Meloni has already stated that approximately two-thirds of the extra spending power would go to helping households and businesses survive record-high electricity and gas bills. This is in addition to the €75 billion that was spent on 2022 to combat rising energy prices.
This cabinet lifted the 2023 deficit target from 3.4% predicted by Mario Draghi to 4.5%. Ministers insist that they will be fiscally prudent and avoid budget mistakes that discredited Liz Truss, Britain's former prime minster.
The far-right League party's campaign promises for a generous reform to the pension programme were delayed. While the budget will reduce the tax burden on labor, substantial income tax cuts have been ruled.
To help families cope with the eye-watering inflation that hit 12.6% in October under the EU harmonized index, the cabinet has considered eliminating sales tax on essentials like milk and bread.

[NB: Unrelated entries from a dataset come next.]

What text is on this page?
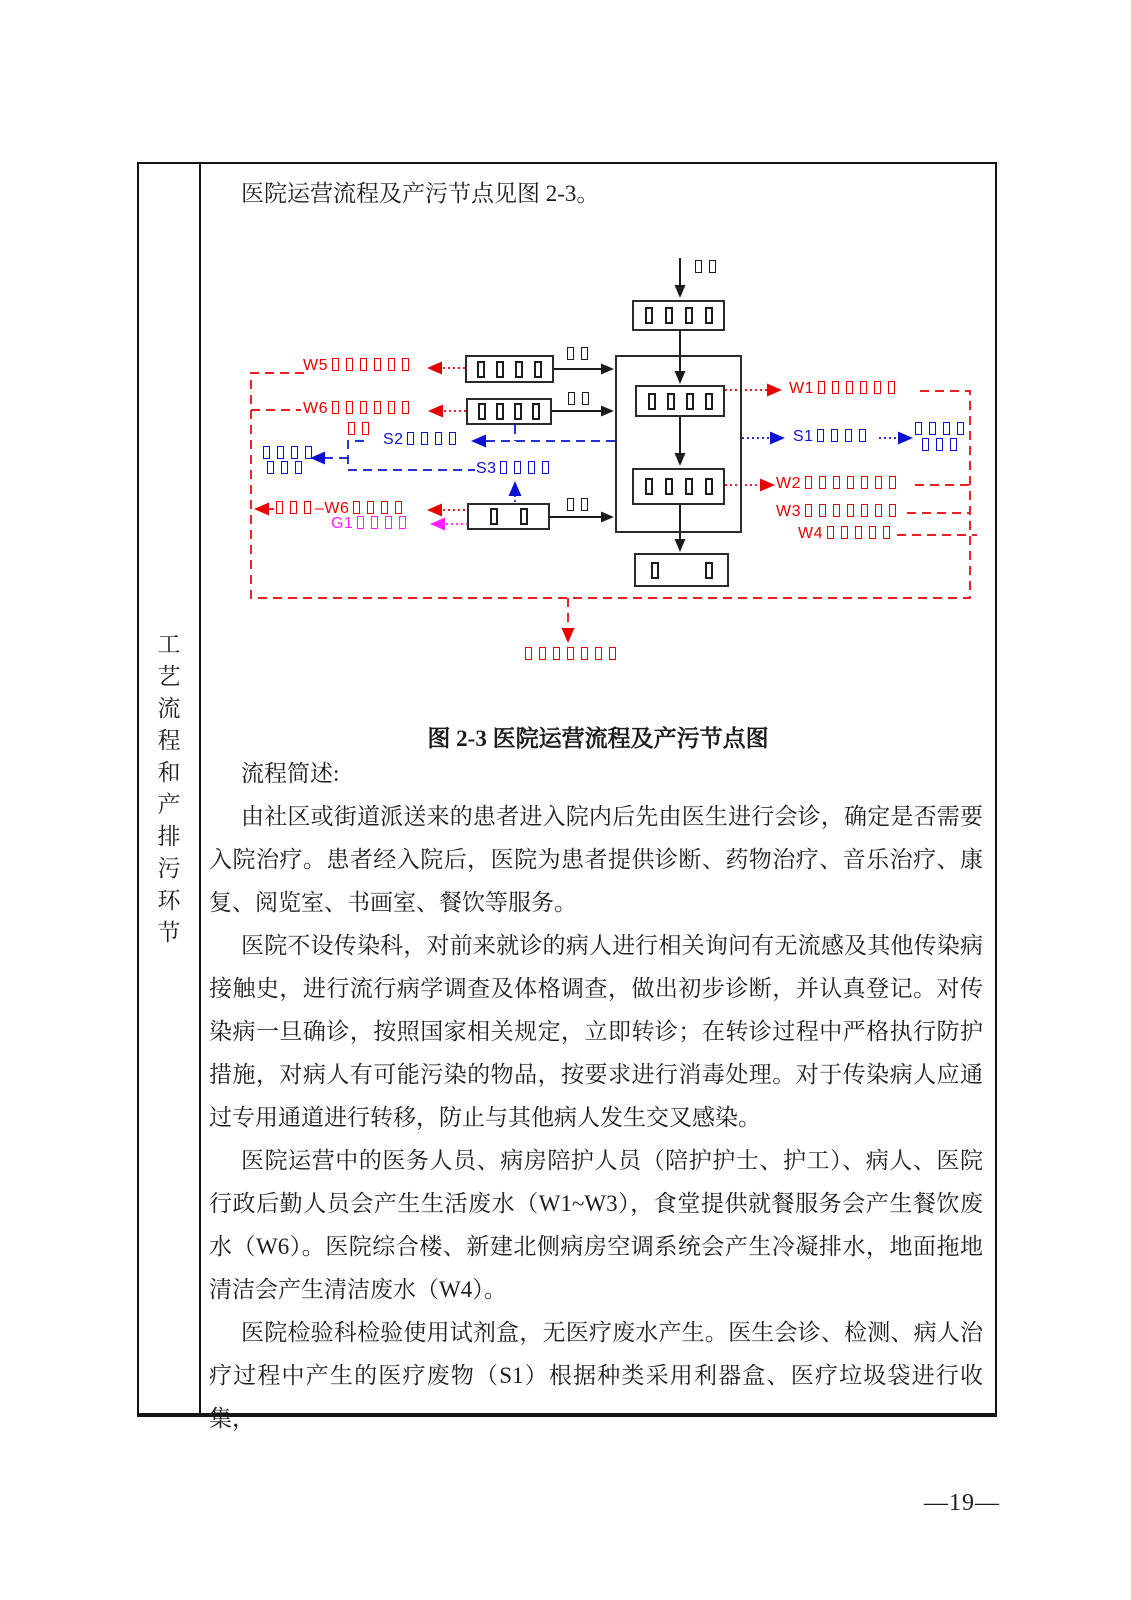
工
艺
流
程
和
产
排
污
环
节
医院运营流程及产污节点见图 2-3。
W5
W6
–W6
G1
S2
S3
W1
S1
W2
W3
W4
图 2-3 医院运营流程及产污节点图

流程简述:

由社区或街道派送来的患者进入院内后先由医生进行会诊，确定是否需要入院治疗。患者经入院后，医院为患者提供诊断、药物治疗、音乐治疗、康复、阅览室、书画室、餐饮等服务。

医院不设传染科，对前来就诊的病人进行相关询问有无流感及其他传染病接触史，进行流行病学调查及体格调查，做出初步诊断，并认真登记。对传染病一旦确诊，按照国家相关规定，立即转诊；在转诊过程中严格执行防护措施，对病人有可能污染的物品，按要求进行消毒处理。对于传染病人应通过专用通道进行转移，防止与其他病人发生交叉感染。

医院运营中的医务人员、病房陪护人员（陪护护士、护工）、病人、医院行政后勤人员会产生生活废水（W1~W3），食堂提供就餐服务会产生餐饮废水（W6）。医院综合楼、新建北侧病房空调系统会产生冷凝排水，地面拖地清洁会产生清洁废水（W4）。

医院检验科检验使用试剂盒，无医疗废水产生。医生会诊、检测、病人治疗过程中产生的医疗废物（S1）根据种类采用利器盒、医疗垃圾袋进行收集，

—19—
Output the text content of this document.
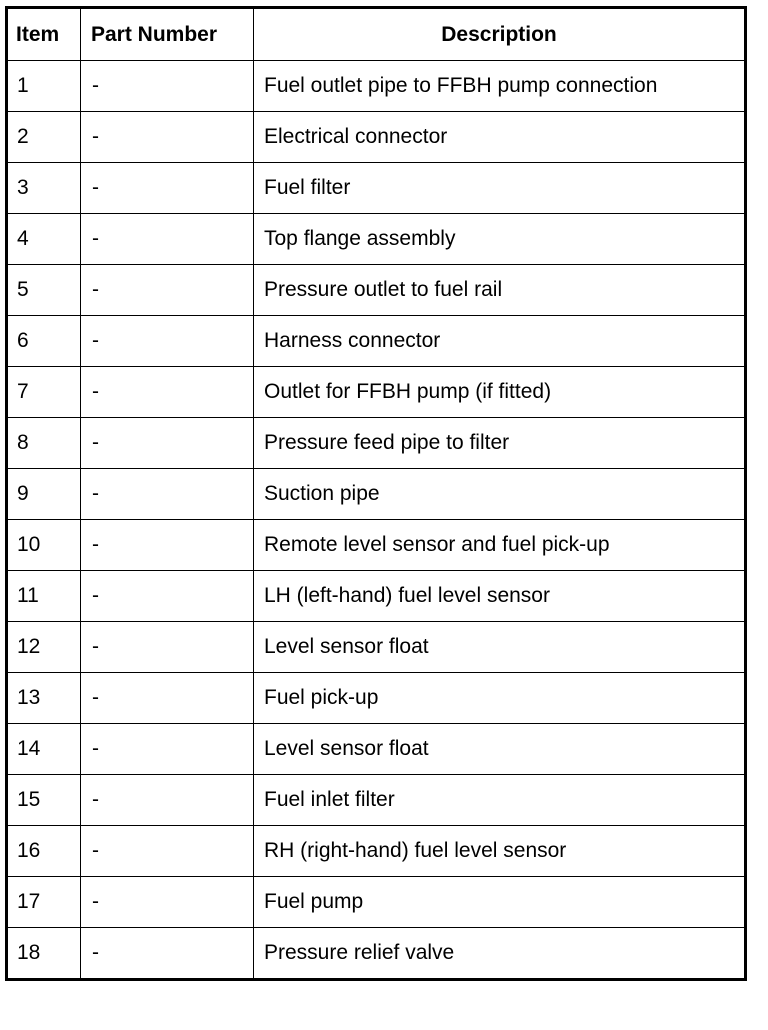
Item	Part Number	Description
1	-	Fuel outlet pipe to FFBH pump connection
2	-	Electrical connector
3	-	Fuel filter
4	-	Top flange assembly
5	-	Pressure outlet to fuel rail
6	-	Harness connector
7	-	Outlet for FFBH pump (if fitted)
8	-	Pressure feed pipe to filter
9	-	Suction pipe
10	-	Remote level sensor and fuel pick-up
11	-	LH (left-hand) fuel level sensor
12	-	Level sensor float
13	-	Fuel pick-up
14	-	Level sensor float
15	-	Fuel inlet filter
16	-	RH (right-hand) fuel level sensor
17	-	Fuel pump
18	-	Pressure relief valve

Some of the spending promises will be paid for with additional borrowing. However, around 3 billion euros worth of new revenues are expected to come from windfall taxes on profits earned by energy companies that have been impacted by skyrocketing oil and gas prices.
Meloni will likely start rolling back a poverty relief programme for citizens' wages to help them save money.
Leftist parties argue that the measure is essential given the economic crisis, while coalition parties claim it allows the unemployed to avoid the job market.
"(Payments will be stopped for people aged 18 to 59 who are able to work. It won't happen immediately. There will be a transition period in 2023," Giovanbattista Fazalari, government undersecretary, told Corriere della Sera newspaper.
After the budget is approved by the cabinet, the parliament has until 31 December to make it law.